January 8, 2020 · 0 Comments
MARK PAVILONS
We humans tend to make a lot of noise, whether standing or sitting.
I wonder how the world would sound if you eliminated all of the chatter, voices, and human utterances. Eerie, or soothing?
Fireworks accompanied most new year’s celebrations and they date back thousands of years as ancient Asian cultures used firecrackers, fireworks and guns – loud noises of any kind – to frighten away dark spirits.
Church bells, drums and even sirens sound to welcome the new year.
Of course, no celebration would be complete without a beverage and many cultures offer spiced, hot drinks and offer them to neighbours.
New Year’s Day was once a time to exchange gifts, as our ancestors wanted to bestow prosperity upon one another. One of my favourites, shortbread, was given in Scotland for good luck. Gifts included coins, eggs and even silverware.
The dawn of a new year and new decade is, of course, a time for reflection and introspection.
The practice of making resolutions apparently dates back to the Babylonians in 2,600 BC. Rosh Hashanah is a time for personal introspection and prayer, as well as visiting the graves of loved ones.
Whether you wear white, toss water out of the window, jump from a chair or carry an empty suitcase around the block, we all want the same thing – hope for good things to come.
Hope, good wishes and blessings are fine, but we have to act. We have to make choices, decisions, and take action to ensure our own personal evolution.
We have to work hard to make ourselves better humans, better spouses, better parents and better siblings. There’s no question we all have the desire, but we have to make it a priority every day.
My wife and I watched the award-winning “Marriage Story,” a movie on Netflix over the holidays. While sombre, it provided a lot of food for thought.
One of the key take-aways from the movie was one simple retrospective task. Both spouses wrote a letter, noting all of the qualities that attract(ed) them to each other. My wife and I plan to do the same.
I think it’s a really neat exercise that will help us revisit and perhaps keep those embers glowing brightly.
Marriages, and relationships, take constant effort, adjustment, improvement and tweaking. We often get very comfortable in our long-term living arrangements and perhaps things fall by the wayside. Our romantic sides get a bit frayed at the edges and we neglect to open doors, send flowers and make each day special.
It’s not for a lack of good intentions or want. I think our lives in the past decade have become much more hectic than we were prepared for. We now often work or shop 7 days a week. We give our kids all that they want and we forgot some sound advice from our parents along the way regarding frugality.
Everything, especially our modern lifestyles, comes with a price.

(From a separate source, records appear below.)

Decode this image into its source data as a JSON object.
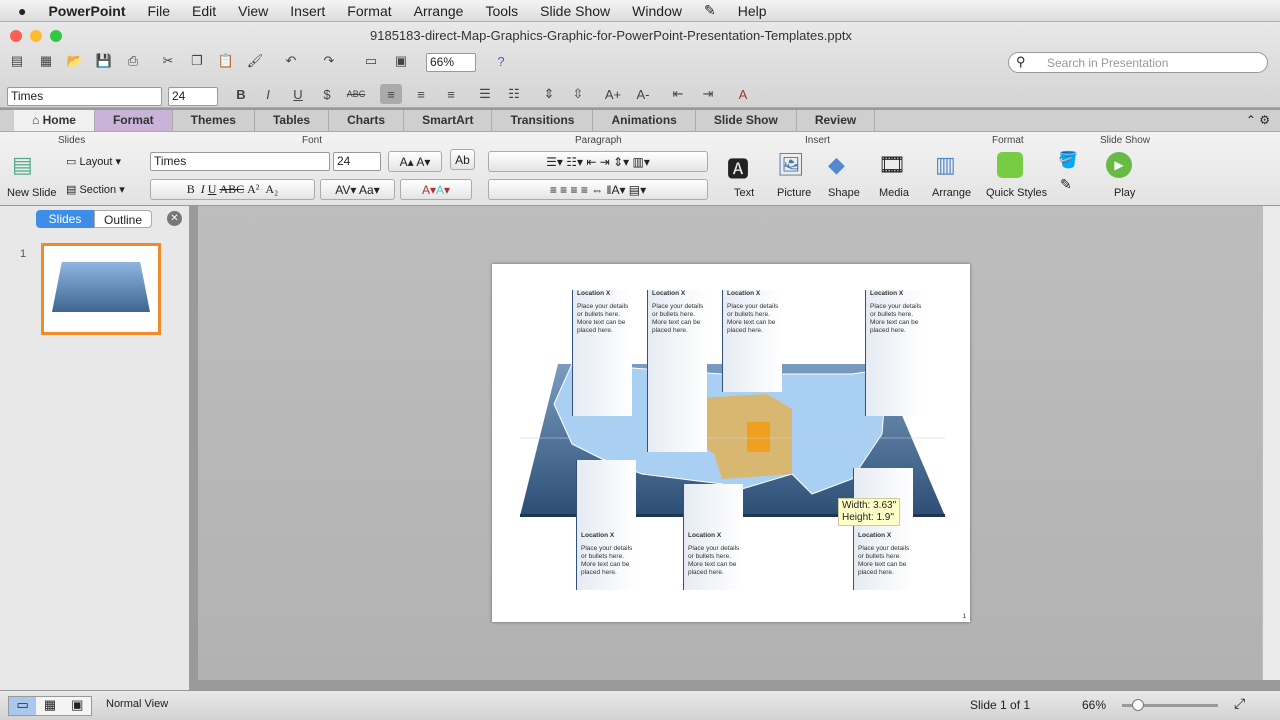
{
  "menubar": {
    "apple": "",
    "app": "PowerPoint",
    "items": [
      "File",
      "Edit",
      "View",
      "Insert",
      "Format",
      "Arrange",
      "Tools",
      "Slide Show",
      "Window",
      "✎",
      "Help"
    ]
  },
  "window": {
    "title": "9185183-direct-Map-Graphics-Graphic-for-PowerPoint-Presentation-Templates.pptx",
    "zoom": "66%",
    "search_placeholder": "Search in Presentation"
  },
  "formatbar": {
    "font": "Times",
    "size": "24"
  },
  "tabs": [
    "Home",
    "Format",
    "Themes",
    "Tables",
    "Charts",
    "SmartArt",
    "Transitions",
    "Animations",
    "Slide Show",
    "Review"
  ],
  "ribbon": {
    "groups": {
      "slides": "Slides",
      "font": "Font",
      "paragraph": "Paragraph",
      "insert": "Insert",
      "format": "Format",
      "slideshow": "Slide Show"
    },
    "new_slide": "New Slide",
    "layout": "Layout",
    "section": "Section",
    "font": "Times",
    "size": "24",
    "insert": [
      "Text",
      "Picture",
      "Shape",
      "Media"
    ],
    "arrange": "Arrange",
    "quick_styles": "Quick Styles",
    "play": "Play"
  },
  "panel": {
    "tabs": [
      "Slides",
      "Outline"
    ],
    "slide_number": "1"
  },
  "slide": {
    "callout_title": "Location X",
    "callout_body": "Place your details or bullets here. More text can be placed here.",
    "page_number": "1",
    "tooltip": {
      "width": "Width: 3.63\"",
      "height": "Height: 1.9\""
    }
  },
  "status": {
    "view": "Normal View",
    "slide": "Slide 1 of 1",
    "zoom": "66%"
  }
}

The problem with we westerners is that we let our hectic pace get the better of us. We stress over finances and the cost of living. We worry about the future and we constantly worry about our kids. We spend more time thinking about home repairs than fixing ourselves.
There are times I really hate living in the society we’ve created. During long drives through Ontario, I stare at the countryside, thinking I could just duck into a remote forest and build a cabin. No one would ever find me!
When I look at other people around the globe, even those less fortunate, I envy them. I think they’ve found something we haven’t – how to live life and how to love within very simple means. They cherish family, health, and being able to share a meal with one another. They also value their religious beliefs, something that’s waning in North America today.
They don’t need to watch Netflix to figure things out. They don’t have an Amazon account. And they’ve never shouted at a person in a drive-through.
They don’t have to make lists regarding their spouses.
In retrospect, our parents knew very little about the psychology of relationships and the ins and outs of child-rearing. Few of them read Dr. Spock, let alone Dr. Seuss. They didn’t discuss one another’s shortcomings or stress over putting food on the table.
That’s not to say they didn’t worry about their kids, but we always had clothes and an allowance if needed. I lost my dad in 1998 and my mom in 2010 and while I don’t dwell on them much, there are times I wish they were still around.
My wife and I also plan to create a to-do list for 2020. That list will not only contain some self-improvement measures, but also some fun things we hope to accomplish. It’s a wish-list of sorts.
I’d love to try zip lining in the Caribbean, but that may just be a pipe dream.
Of course, 2020 marks our 25th anniversary, so I’m reminded to start planning now! And I’d better be up to the task or the dogs will have some company.
Like exercise equipment, our intentions and plans tend to fizzle out a few weeks into the new year. My wife often says I’m can lead the charge for two weeks, and then I slip into my old ways. I wish there was a concoction on late-night infomercials to keep the desire going strong.
As I said, it’s constant effort. Our brains may need a bit re-wiring or constant reminders, but we’re more than capable of becoming better, of being nicer, more compassionate, more loving, more considerate.
If we all did, the world, and our personal lives, would be much better indeed.